We are just beginning to learn about the threats these compounds pose, so while in the long term we should be trying to reduce the amount of them released by the buildings we inhabit and the products we use in the short term the best we can do is to try to remove them from indoor air. Studies have shown that plants and soil microorganisms are effective at absorbing VOCs and even heavy metals from the air. Certainly on the beautiful Sussex campus you’re likely to find the highest number of plants outdoors, so your best bet to improve indoor air quality is to open a window. Unfortunately though many University buildings were intentionally designed with poor airflow to prevent fires from spreading or to save on heating costs so there are many areas where this may be possible. Your second best option is to bring some plants inside.
I’d like to believe that my little office garden brings about a small improvement in the air quality in the admin office. I must admit however that, although this is the reason I was asked to blog, it isn’t my main reason for having office plants. Whatever their effect on indoor air pollution, I have them simply because they make me happy.

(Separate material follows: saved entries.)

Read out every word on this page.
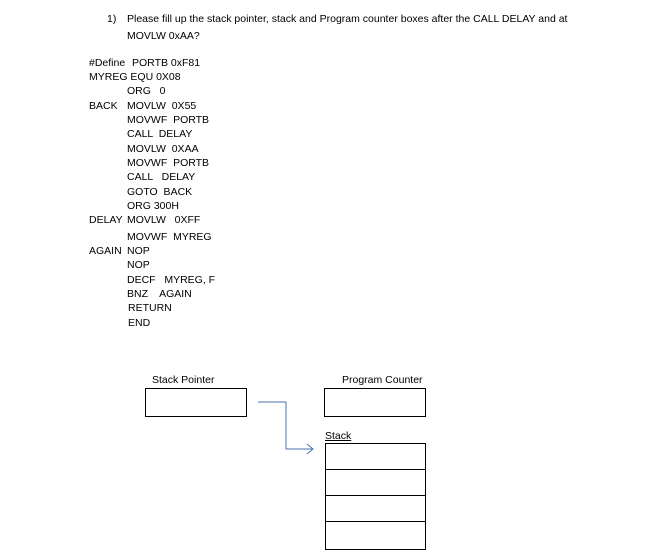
1) Please fill up the stack pointer, stack and Program counter boxes after the CALL DELAY and at
MOVLW 0xAA?
#Define PORTB 0xF81
MYREG EQU 0X08
ORG   0
BACK MOVLW  0X55
MOVWF  PORTB
CALL  DELAY
MOVLW  0XAA
MOVWF  PORTB
CALL   DELAY
GOTO  BACK
ORG 300H
DELAY MOVLW   0XFF
MOVWF  MYREG
AGAIN NOP
NOP
DECF   MYREG, F
BNZ    AGAIN
RETURN
END
Stack Pointer	Program Counter
Stack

There is scientific evidence that caring for plants or even just being in spaces with plants can reduce stress and improve feelings of wellbeing. I find these findings entirely unsurprising – as a species we evolved in environments filled with subtle shades of green and elegant organic shapes and are adapted to process these stimuli, rather than the harsh lines and blinking lights we surround ourselves with in modern life, the salience of which constantly keeps our brains on high alert. I always find it fascinating walking through a modern city of angular steel and gleaming glass to see the number of balconies adorned with plants. Even as we try to isolate ourselves from nature it seems we crave it on some deep subconscious level. Watching new leaves and flower buds appearing and unfurling on my plants as they grow and flourish, the colours that change through the season with the intensity of the light, soothes me and keeps me grounded, reminds me of what’s important and unchanging in the world beyond any petty stresses or frustrations I may experience in my day to day.
There is something immensely comforting too in the way that if cared for properly, provided with sunlight and water and a little dirt, a plant will grow and flourish, may even split or be divided into more plants which can be shared and spread joy. We live in a society who’s underlying narrative is one of scarcity, austerity and budget cuts. Every year it seems that living gets more expensive, there seems to be less to go around and we are told we need to compete to get it. Plants help to remind me that there is abundance in the natural world even if not in the systems we create to govern our lives, and that, like knowledge, it should be shared widely and generously. This, ultimately, is why I need plants in my life and why I feel they belong in Libraries.